During recent conflicts in Iraq and Afghanistan, wounded service members were usually less than an hour from higher echelons of care due to the availability and proximity to the front lines of evacuation aircraft and vehicles. The “Golden Hour” roughly described the minutes immediately after a wound occurred and indicated the amount of time medical providers had to assess a casualty, stabilize them and arrange for evacuation. But during future conflicts, with logistics and evacuation capabilities limited by distance and austerity found in regions like the Arctic and Indo-Pacific, the Golden Hour may not be a feasible amount of time to move injured and wounded to higher care facilities. To answer the TBI treatment challenges presented by possible future conflicts in remote locations, the USAMMDA team works each day to develop new capabilities and improve tested treatments to meet the needs of tomorrow’s Warfighters, said Procter.
“Our Joint Force medical providers have had a very robust logistics capability the past quarter century, and our ability to save and preserve lives has been unmatched by any period in history.
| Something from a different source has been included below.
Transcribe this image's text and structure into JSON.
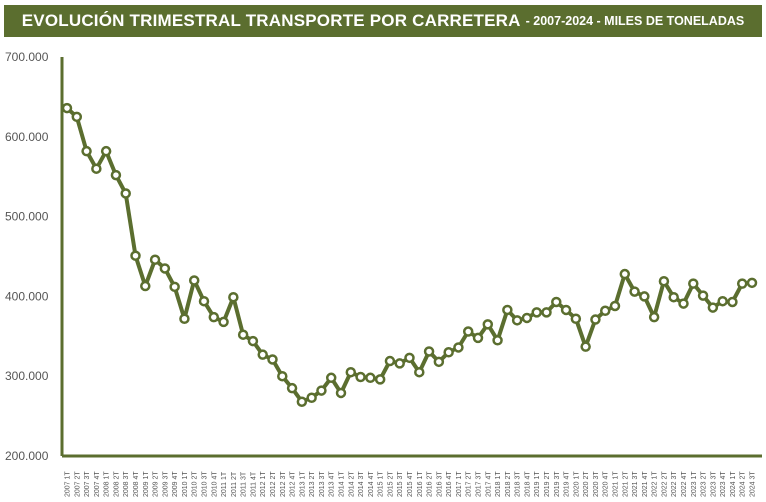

What we recognize, however, is that our current treatments for injuries are very much tied to our ability to move casualties rapidly from point-of-injury to more advanced facilities further from the front lines,” said Procter. “The TBI assessment programs we’re currently developing will hopefully go a long way to maximizing ground commanders’ evacuation options, limit unneeded evacuations, shorten the time from injury to the start of treatment and help keep Warfighters in the fight.”
USAMMDA develops, delivers and fields critical drugs, vaccines, biologics, devices and medical support equipment to protect and preserve the lives of Warfighters across the globe.
The process takes promising technology from the Department of Defense, industry and academia to U.S. Forces, from the testing required for U.S. Food and Drug Administration approval or licensing to fielding and sustainment of the finished product.